The relevance of experience orientation for brand manufacturers stems from the fact that most decisive differences between brands of the same product category are perceived in differing experiences rather than features (Weinberg and Diehl 2005, Schmitz 2009). For success factor research experience orientation is narrowed down to atmosphere which is the sum of environmental cues - both tangible and intangible - causing and influencing an individual shopping experience (Berekoven 1995, Puccinelli et al. 2009). A store atmosphere emerges from a combination of several other success factors such as lighting, colors, and music and is individually experienced either consciously or unconsciously by each customer (Sirgy et al. 2000, Berekoven 1995). The importance of atmosphere for economic success in retail is pointed out by several research studies revealing an effect on resting time and spending among customers (Babin and Attaway 2000, Donovan and Rossiter 1982).

Field research in form of an empirical analysis has to be applied in order to scrutinize the success factors’ applicability as well as their relevance for economic success in reality. Due to a lack of differentiated perspectives on the derived success factors the following two hypotheses are taken as basis to

the empirical investigation:

H1: The SiS presentation influences customer buying behavior in favor of the pres ented products.
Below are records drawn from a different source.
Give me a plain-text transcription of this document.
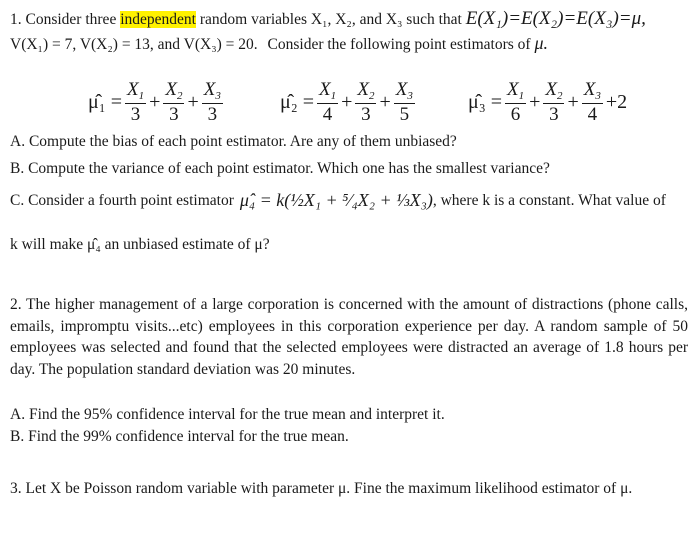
1. Consider three independent random variables X₁, X₂, and X₃ such that E(X₁)=E(X₂)=E(X₃)=μ,
V(X₁) = 7, V(X₂) = 13, and V(X₃) = 20. Consider the following point estimators of μ.
μ̂₁ = $\frac{X_1}{3} + \frac{X_2}{3} + \frac{X_3}{3}$	μ̂₂ = $\frac{X_1}{4} + \frac{X_2}{3} + \frac{X_3}{5}$	μ̂₃ = $\frac{X_1}{6} + \frac{X_2}{3} + \frac{X_3}{4} +2$
A. Compute the bias of each point estimator. Are any of them unbiased?
B. Compute the variance of each point estimator. Which one has the smallest variance?
C. Consider a fourth point estimator μ̂₄ = k(½X₁ + ⁵⁄₄X₂ + ⅓X₃) , where k is a constant. What value of
k will make μ̂₄ an unbiased estimate of μ?
2. The higher management of a large corporation is concerned with the amount of distractions (phone calls, emails, impromptu visits...etc) employees in this corporation experience per day. A random sample of 50 employees was selected and found that the selected employees were distracted an average of 1.8 hours per day. The population standard deviation was 20 minutes.
A. Find the 95% confidence interval for the true mean and interpret it.
B. Find the 99% confidence interval for the true mean.
3. Let X be Poisson random variable with parameter μ. Fine the maximum likelihood estimator of μ.
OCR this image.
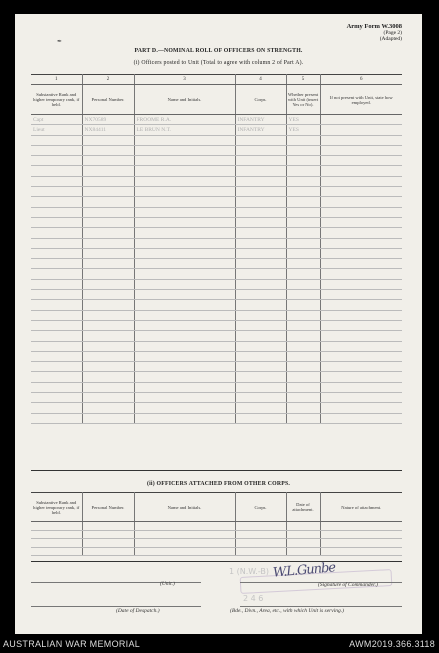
✒
Army Form W.3008
(Page 2)
(Adapted)
PART D.—NOMINAL ROLL OF OFFICERS ON STRENGTH.
(i) Officers posted to Unit (Total to agree with column 2 of Part A).
1	2	3	4	5	6
Substantive Rank and higher temporary rank, if held.	Personal Number.	Name and Initials.	Corps.	Whether present with Unit (insert Yes or No).	If not present with Unit, state how employed.
Capt	NX70589	FROOME R.A.	INFANTRY	YES	
Lieut	NX84411	LE BRUN N.T.	INFANTRY	YES	

(ii) OFFICERS ATTACHED FROM OTHER CORPS.
Substantive Rank and higher temporary rank, if held.	Personal Number.	Name and Initials.	Corps.	Date of attachment.	Nature of attachment.

1 (N.W.-B) W.L.Gunbe
(Unit.)	(Signature of Commander.)
2 4 6
(Date of Despatch.)	(Bde., Divn., Area, etc., with which Unit is serving.)
AUSTRALIAN WAR MEMORIAL	AWM2019.366.3118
H2: All derived success factors are of the same importance for influencing customer buying behavior.

Research methodology

Given a lack of information regarding the customers’ perspective on SiS, a concept for primary research is inevitable to answer the question which factors of SiS contribute to its economic success (Schiffmann et al. 2010). Having this sufficiently defined research question, available research methods are observations and surveys (Malhotra 2010).

The research design is supposed to shed light on customers’ perceptions, attitudes, and behavior in order to make inferences about the influence of success factors of SiS. According to Kroeber-Riel et al.

(2009), surveys are applicable in consumer behavior research assuming that with a certain extent of activation consumers are able to remember their response to certain stimuli (Silberer 2009). This argumentation complies with Büttner’s (2009) recommendation to support the requested memory performance about a store visit with a research situation providing as many stimuli of the situation to be remembered as possible.

Observations are independent from the customer’s level of activation since the observable behavior does not have to be reproduced by the customer to be captured (Schiffmann et al. 2010). This method is used to obtain information about customers’ in-store as well as handling and information behavior (Berekoven et al. 2009).

Considering these aspects of consumer behavior research, the purchase intercept technique (PIT) is an expedient way of obtaining the needed information. The PIT is a combination of both discussed descriptive research instruments consisting of an in-store observation and a follow-up face-to-face survey (Aaker, 2011). The research instrument is applied in a specific shopping situation in which immediately after being observed - the test person is intercepted (Aaker 2011). Supporting the recall with still being in the same surrounding and a minimum delay between experience and measurement is the only way of obtaining valid information about customers’ shopping perceptions (Silberer 2009).

Moreover, a high involvement is accompanied by a more conscious perception of stimuli and an enhanced ability of remembering shopping activities and perceptions (Puccinelli et al. 2009, Büttner 2009, Salzmann 2007). Customers are highly involved in the purchase of a comparatively expensive products, durable consumer goods or products that reflect personality (Rossmann 2008, Esch 2005b).

In general, this research design is thus supposed to be more valid for SiS concepts meeting the requirement of high customer involvement. For SiSs in the domestic appliances retail this prerequisite is supposed to be met.